Given what a reflection matrix does on a subspace, find the subspace - Can't solve I can't really solve this exercise I've been trying to solve for some time now.
It goes like that:
Matrix $R$ ($\in \mathbb R^{3\times3}$) is a reflection matrix, in relation to subspace $U$, $U=\text{span}\{u_1\}$, $\dim U=1$.
It is given that $R\left(\begin{array}{c}3\\ 3\\ 3\end{array}\right)= \left(\begin{array}{c}1\\ 1\\ 5\end{array}\right)$ . Find a basis of $U$.
So what I assumed is that I actually need to find $u_1$, and what I tried to do is to firstly find
$P$. I tried to do it as follows:
Projection matrix on a line $\text{span}\{u_1\}$  is given by $P=(uu^t)/(u^tu)$, then $R=2P-I$,
So instead of the equation that was given, I substituted $2P-I$ and found that 
$P\left(\begin{array}{c}3\\ 3\\ 3\end{array}\right)=\left(\begin{array}{c}2\\ 2\\ 4\end{array}\right)$. I can't really see a way to find $u_1$.. 
 A: Use the geometry of the situation. If we’re reflecting in a line ($\dim U=1$), then that line must be the angle bisector of $v$ and $Rv$: it’s coplanar with $v$ and $Rv$, orthogonal to $v-Rv$ and $v$ and $Rv$ have the same length. Hence, if $v\notin U$, then $U$ is spanned by $v+Rv$.  
We can also reason this way: Decompose $v=v_\parallel+v_\perp$ into components in $U$ and $U^\perp$. We then have $Rv=v_\parallel-v_\perp$ and so $v+Rv=2v_\parallel\in U$. But since $U$ is one-dimensional, if $v_\parallel\ne0$ then it spans $U$, and you’ve already computed such a vector.

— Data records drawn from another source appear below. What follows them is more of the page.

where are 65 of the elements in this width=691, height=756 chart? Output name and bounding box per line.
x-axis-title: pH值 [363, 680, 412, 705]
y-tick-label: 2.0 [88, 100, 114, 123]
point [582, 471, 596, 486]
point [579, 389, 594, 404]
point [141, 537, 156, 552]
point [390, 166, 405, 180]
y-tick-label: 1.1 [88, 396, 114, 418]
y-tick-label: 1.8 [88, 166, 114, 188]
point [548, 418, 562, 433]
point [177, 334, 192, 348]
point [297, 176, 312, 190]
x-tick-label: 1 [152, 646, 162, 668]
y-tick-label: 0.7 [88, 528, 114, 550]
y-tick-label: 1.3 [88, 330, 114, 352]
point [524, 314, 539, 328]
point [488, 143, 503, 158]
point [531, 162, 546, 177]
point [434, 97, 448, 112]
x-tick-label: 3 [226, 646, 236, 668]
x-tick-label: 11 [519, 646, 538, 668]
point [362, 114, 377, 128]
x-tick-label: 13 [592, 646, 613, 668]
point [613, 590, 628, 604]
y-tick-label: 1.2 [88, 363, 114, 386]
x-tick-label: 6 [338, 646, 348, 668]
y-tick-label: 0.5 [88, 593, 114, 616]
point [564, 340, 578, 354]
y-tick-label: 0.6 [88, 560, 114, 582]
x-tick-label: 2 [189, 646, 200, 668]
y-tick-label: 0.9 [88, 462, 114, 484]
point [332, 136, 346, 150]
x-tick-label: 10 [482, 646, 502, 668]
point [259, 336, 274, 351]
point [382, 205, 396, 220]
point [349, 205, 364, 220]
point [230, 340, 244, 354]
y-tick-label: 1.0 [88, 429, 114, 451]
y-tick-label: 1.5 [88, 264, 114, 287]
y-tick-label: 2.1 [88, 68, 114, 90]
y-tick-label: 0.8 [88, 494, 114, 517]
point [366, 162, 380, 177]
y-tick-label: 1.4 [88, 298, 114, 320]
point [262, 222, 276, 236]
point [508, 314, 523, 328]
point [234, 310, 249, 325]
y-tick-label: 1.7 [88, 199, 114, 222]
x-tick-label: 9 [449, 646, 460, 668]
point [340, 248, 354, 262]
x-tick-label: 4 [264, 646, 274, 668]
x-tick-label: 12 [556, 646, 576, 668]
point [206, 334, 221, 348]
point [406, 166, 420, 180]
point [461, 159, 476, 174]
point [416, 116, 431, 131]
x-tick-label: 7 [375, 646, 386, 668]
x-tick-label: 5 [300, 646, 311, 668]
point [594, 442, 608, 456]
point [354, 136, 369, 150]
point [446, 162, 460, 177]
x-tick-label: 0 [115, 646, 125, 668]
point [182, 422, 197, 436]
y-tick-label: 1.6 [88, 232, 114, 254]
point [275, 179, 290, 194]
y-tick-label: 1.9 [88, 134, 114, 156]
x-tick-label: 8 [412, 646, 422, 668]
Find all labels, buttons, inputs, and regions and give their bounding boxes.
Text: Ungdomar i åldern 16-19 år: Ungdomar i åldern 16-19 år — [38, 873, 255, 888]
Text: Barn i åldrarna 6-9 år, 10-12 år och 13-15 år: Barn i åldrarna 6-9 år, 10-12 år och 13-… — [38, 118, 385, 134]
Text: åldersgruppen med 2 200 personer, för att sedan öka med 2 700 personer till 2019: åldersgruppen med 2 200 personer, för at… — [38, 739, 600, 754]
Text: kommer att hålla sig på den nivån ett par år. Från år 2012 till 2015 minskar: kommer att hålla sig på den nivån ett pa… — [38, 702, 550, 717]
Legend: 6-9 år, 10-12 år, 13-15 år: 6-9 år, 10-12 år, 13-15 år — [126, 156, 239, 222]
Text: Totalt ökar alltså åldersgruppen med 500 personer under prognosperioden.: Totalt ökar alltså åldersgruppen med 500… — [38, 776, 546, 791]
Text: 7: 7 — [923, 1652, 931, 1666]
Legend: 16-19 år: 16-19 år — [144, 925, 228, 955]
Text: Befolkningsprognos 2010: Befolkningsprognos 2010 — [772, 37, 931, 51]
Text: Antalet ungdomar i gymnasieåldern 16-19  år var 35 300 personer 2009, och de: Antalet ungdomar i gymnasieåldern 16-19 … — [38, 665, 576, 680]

A: I haven't checked your answer, but if what you already have is correct you are almost done:
$$
P\left(\begin{array}{c}3\\ 3\\ 3\end{array}\right) = \frac{uu^T}{u^Tu} \left(\begin{array}{c}3\\ 3\\ 3\end{array}\right)=\left(\begin{array}{c}2\\ 2\\ 4\end{array}\right) \implies  
\underbrace{\frac{u^T}{u^Tu} \left(\begin{array}{c}3\\ 3\\ 3\end{array}\right)}_{\text{scaler}} u =\left(\begin{array}{c}2\\ 2\\ 4\end{array}\right)
$$
That is you have found $u$ up to a scaler multiple.